Tyle że to serial bardzo nierówny. Pierwszy odcinek to wyjazd Patricka do Nowego Jorku; drugi jest w całości poświęcony młodemu, kilkuletniemu Patrickowi – sceny dziejące się w teraźniejszości można policzyć na palcach jednej ręki (wyjdą chyba trzy albo cztery migawki po jakieś dziesięć sekund). Rozumiem chęć pokazania przeszłości, tego, co ukształtowało bohatera, ale historię trzeba też wyważyć. Gdyby te retrospekcje rozdzielić równo między oba odcinki (albo, jeszcze lepiej, między wszystkie pięć), oglądałoby się to o niebo lepiej, tymczasem jeden z nich wciąga, drugi niemożebnie nudzi. Nie dość, że część materiału się powtarza, to jeszcze niewiele się dzieje – ojciec z napięciem patrzy na syna, syn z napięciem patrzy na ojca… I tak przez pięć minut. Aktorstwo może być wyśmienite, ale uwierzcie mi, po półgodzinie takiego odcinka każdy miałby dosyć.
Podobne wpisy
Choć głównemu bohaterowi właśnie zmarł ojciec, pierwszy odcinek to czarna, absurdalna komedia z elementami dramatu… A pozostałe cztery to dramat psychologiczny z elementami czarnej komedii. Gdzie tu jakaś równowaga? Naprawdę nie dało się tego wypośrodkować? Nie chodzi o to, że wolę produkcje czyste gatunkowo, bo niewiele takich jest, ale lubię, jeśli są konsekwentne w swoim stylu – a tego tutaj mi też zabrakło.

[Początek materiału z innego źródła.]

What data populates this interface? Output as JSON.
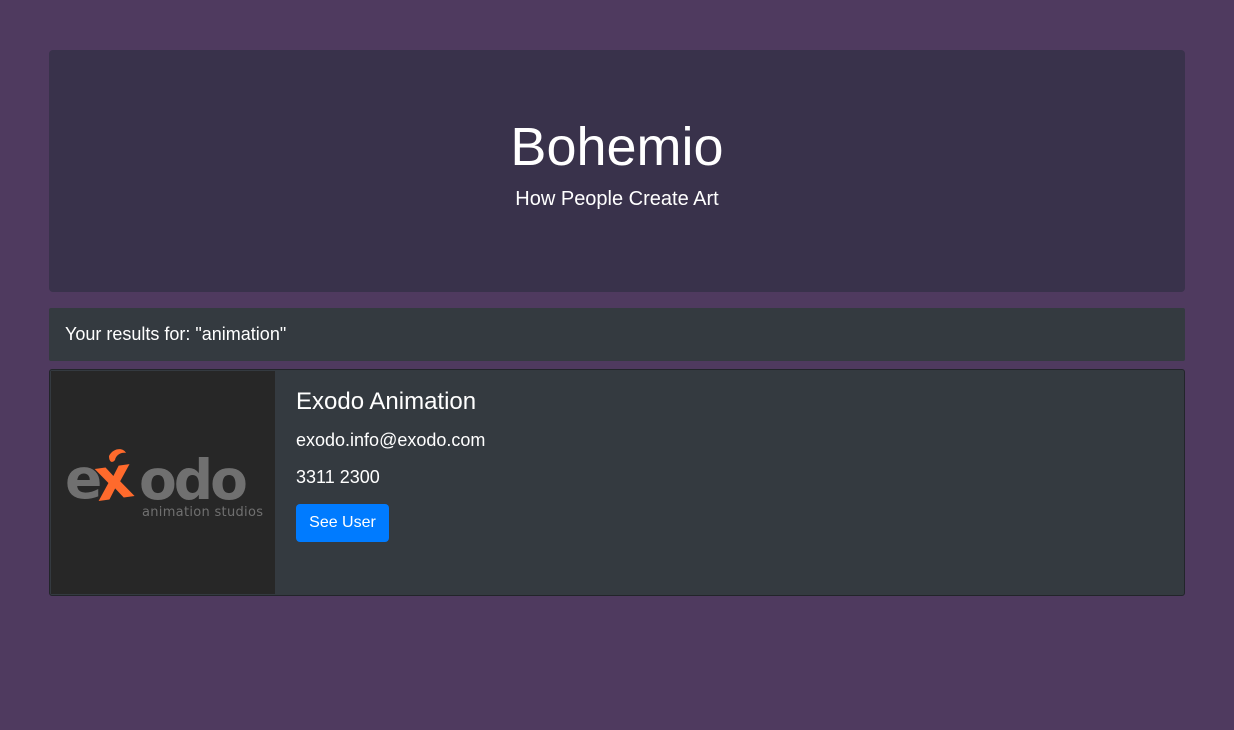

Nie czytałam jeszcze powieści, na podstawie których zrealizowano serial, ale odnoszę wrażenie, że scenarzysta założył, że wszyscy znają jej treść. W rezultacie wyciął to, czego mnie na przykład zabrakło. Nie ma historii o tym, jak Patrick próbuje rzucić narkotyki i alkohol, jakie kroki podejmuje, nie ma historii relacji z Mary, która musiała przecież mieć świadomość konsekwencji wiązania się z nałogowcem. Pojawiają się elementy, owszem, ale dowiadujemy się o tym wszystkim po fakcie, z półsłówek. Z tego można było ulepić jeszcze jeden odcinek, który uzupełniłby biografię Patricka Melrose’a.

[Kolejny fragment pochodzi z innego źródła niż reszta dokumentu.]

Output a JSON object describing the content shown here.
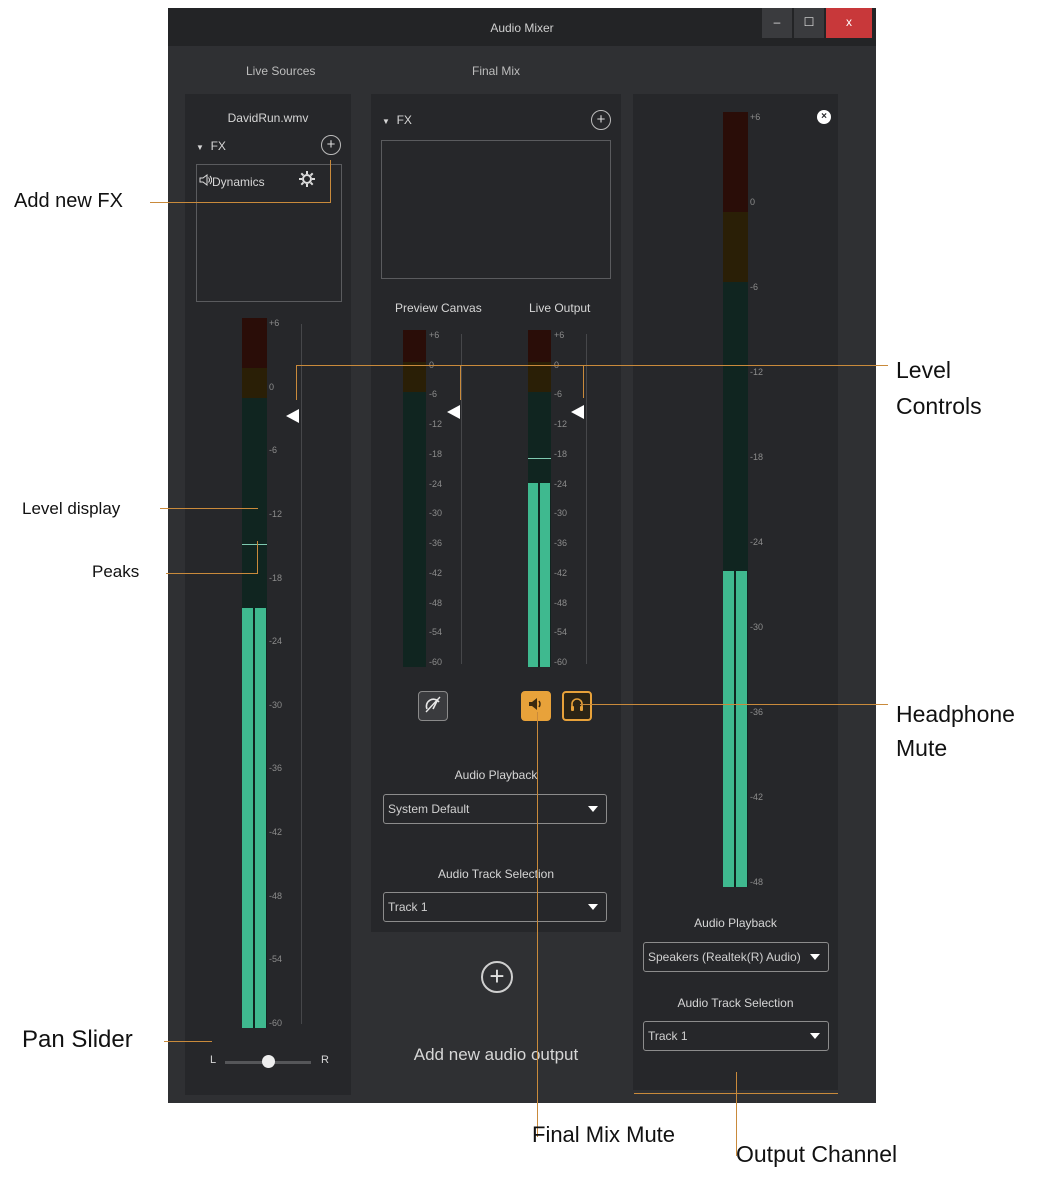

Jeśli przebrnie się przez drugi odcinek, to dalej serial ogląda się już całkiem nieźle. Gdy odjąć to, co nie zagrało i czego zabrakło, zostaje przejmująca historia człowieka próbującego resztkami sił nie stoczyć się na dno, próbującego nie popełniać błędów rodziców, próbującego przepracować ogromną traumę. Uzależnienie od narkotyków i alkoholu również nie pomaga, choć to akurat przedstawiono dość grzecznie i elegancko (co akurat zaliczam na plus). Mimo że Patrick Melrose nie jest szczególnie sympatycznym bohaterem, łatwo zacząć mu kibicować.

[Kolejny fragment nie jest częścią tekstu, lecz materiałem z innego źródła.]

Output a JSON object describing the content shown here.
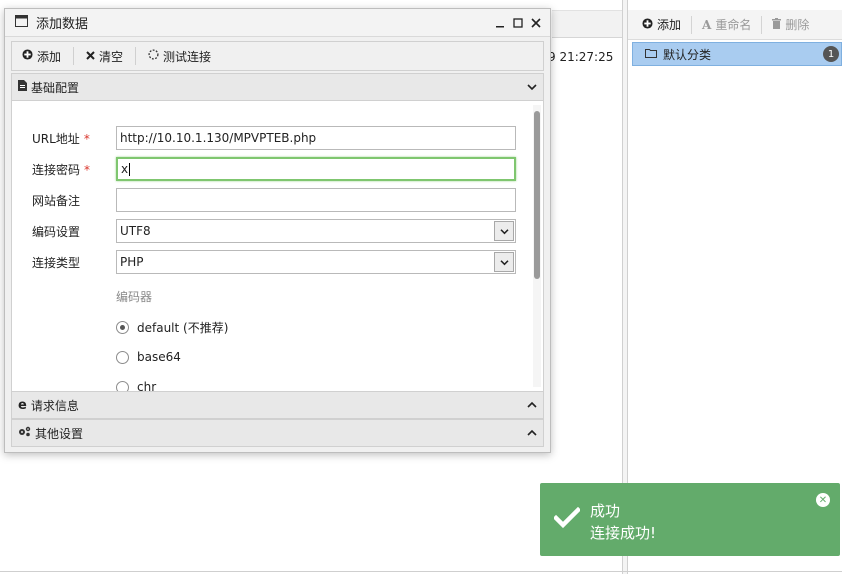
{
  "background": {
    "timestamp_fragment": "9 21:27:25"
  },
  "right_panel": {
    "toolbar": {
      "add_label": "添加",
      "rename_label": "重命名",
      "delete_label": "删除"
    },
    "categories": [
      {
        "label": "默认分类",
        "count": "1"
      }
    ]
  },
  "dialog": {
    "title": "添加数据",
    "toolbar": {
      "add_label": "添加",
      "clear_label": "清空",
      "test_label": "测试连接"
    },
    "sections": {
      "basic": "基础配置",
      "request": "请求信息",
      "other": "其他设置"
    },
    "form": {
      "url_label": "URL地址",
      "url_value": "http://10.10.1.130/MPVPTEB.php",
      "password_label": "连接密码",
      "password_value": "x",
      "note_label": "网站备注",
      "note_value": "",
      "encoding_label": "编码设置",
      "encoding_value": "UTF8",
      "type_label": "连接类型",
      "type_value": "PHP",
      "required_mark": "*"
    },
    "encoder": {
      "label": "编码器",
      "options": [
        {
          "label": "default (不推荐)",
          "checked": true
        },
        {
          "label": "base64",
          "checked": false
        },
        {
          "label": "chr",
          "checked": false
        }
      ]
    }
  },
  "toast": {
    "title": "成功",
    "message": "连接成功!",
    "color": "#63ab6b"
  }
}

Trudno mi jednoznacznie polecić ten serial, bo widzę w nim parę niedociągnięć, które mnie mocno zirytowały, ale trudno mi też jednoznacznie go skreślić. Ostateczną ocenę pozostawiam wam – jeśli lubicie takie klimaty, Patrick Melrose wam się spodoba, ale wszystkim innym zalecam jednak ostrożność w dawkowaniu.